= Carlsbad 1923 chess tournament =

The third international chess tournament (the first Carlsbad 1907 chess tournament, the second Carlsbad 1911 chess tournament) was held in the health resort of Carlsbad (German: Karlsbad, Czech: Karlovy Vary), Czechoslovakia. The eighteen participants, under the direction of Viktor Tietz, played their games in the Helenenhof Imperial Hotel, from April 27 to May 22, 1923.

Alexander Alekhine showed great fighting chess and took the lead. But tailender Rudolf Spielmann defeated him in the penultimate round, and Géza Maróczy caught up. Efim Bogoljubow joined the lead in the last round.

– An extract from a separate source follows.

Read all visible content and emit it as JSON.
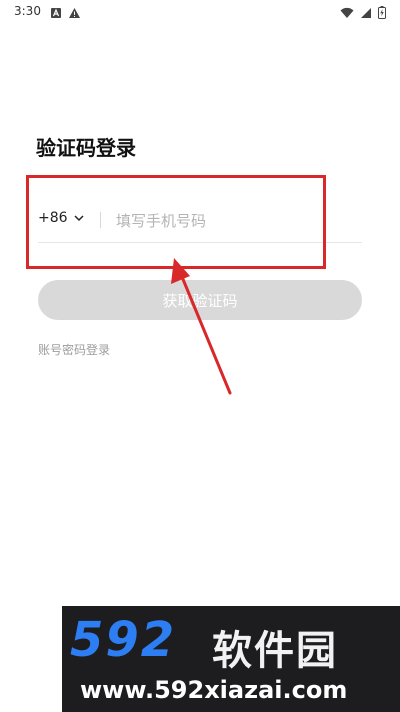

The results and standings:

#: Player; 1; 2; 3; 4; 5; 6; 7; 8; 9; 10; 11; 12; 13; 14; 15; 16; 17; 18; Total
1: Alexander Alekhine (Soviet Union); x; 1; 1; ½; 1; ½; 0; 0; ½; ½; 1; 1; 1; 1; ½; 1; 0; 1; 11.5
Efim Bogoljubow (Germany): 0; x; ½; 0; ½; 1; 1; ½; ½; 1; 1; 1; 0; ½; 1; 1; 1; 1; 11.5
Géza Maróczy (Hungary): 0; ½; x; ½; 1; ½; ½; 1; ½; ½; ½; ½; ½; 1; 1; 1; 1; 1; 11.5
4: Richard Réti (Czechoslovakia); ½; 1; ½; x; ½; ½; ½; 1; 1; 1; ½; 1; 1; 0; ½; 1; 0; 0; 10.5
Ernst Grünfeld (Austria): 0; ½; 0; ½; x; 1; 1; ½; ½; 1; ½; ½; 1; ½; ½; ½; 1; 1; 10.5
6: Aron Nimzowitsch (Denmark); ½; 0; ½; ½; 0; x; 0; 1; ½; 1; 1; 1; 1; 1; 1; 0; 1; 0; 10.0
Karel Treybal (Czechoslovakia): 1; 0; ½; ½; 0; 1; x; 0; ½; ½; ½; ½; 1; ½; ½; 1; 1; 1; 10.0
8: Fred Yates (England); 1; ½; 0; 0; ½; 0; 1; x; ½; ½; 1; ½; 0; 1; 1; ½; 1; ½; 9.5
9: Richard Teichmann (Germany); ½; ½; ½; 0; ½; ½; ½; ½; x; ½; 0; ½; ½; ½; ½; 1; 1; 1; 9.0
10: Savielly Tartakower (Poland); ½; 0; ½; 0; 0; 0; ½; ½; ½; x; ½; ½; ½; ½; 1; 1; 1; 1; 8.5
11: Siegbert Tarrasch (Germany); 0; 0; ½; ½; ½; 0; ½; 0; 1; ½; x; 0; 1; 1; ½; 1; 0; 1; 8.0
12: Akiba Rubinstein (Poland); 0; 0; ½; 0; ½; 0; ½; ½; ½; ½; 1; x; 0; 0; 1; 1; 1; ½; 7.5
13: Jacob Bernstein (United States); 0; 1; ½; 0; 0; 0; 0; 1; ½; ½; 0; 1; x; ½; 0; 1; 0; 1; 7.0
14: Heinrich Wolf (Austria); 0; ½; 0; 1; ½; 0; ½; 0; ½; ½; 0; 1; ½; x; 0; ½; 1; 0; 6.5
15: Friedrich Sämisch (Germany); ½; 0; 0; ½; ½; 0; ½; 0; ½; 0; ½; 0; 1; 1; x; 0; 0; 1; 6.0
16: George Alan Thomas (England); 0; 0; 0; 0; ½; 1; 0; ½; 0; 0; 0; 0; 0; ½; 1; x; 1; 1; 5.5
17: Rudolf Spielmann (Austria); 1; 0; 0; 1; 0; 0; 0; 0; 0; 0; 1; 0; 1; 0; 1; 0; x; 0; 5.0
Oscar Chajes (United States): 0; 0; 0; 1; 0; 1; 0; ½; 0; 0; 0; ½; 0; 1; 0; 0; 1; x; 5.0

The three winners earned 3,505 Czechoslovak koruna for their victory, with Alekhine earning an additional "Prize of Honor," a crystal goblet worth 1,000 Kčs, and Bogoljubov receiving a cash prize worth half Alekhine's prize. The tournament also saw the distribution of ten brilliancy prizes, including three "first prizes" which went to Alekhine for his win against Grünfeld, Nimzowitsch for his win against Yates, and Yates for his win against Alekhine.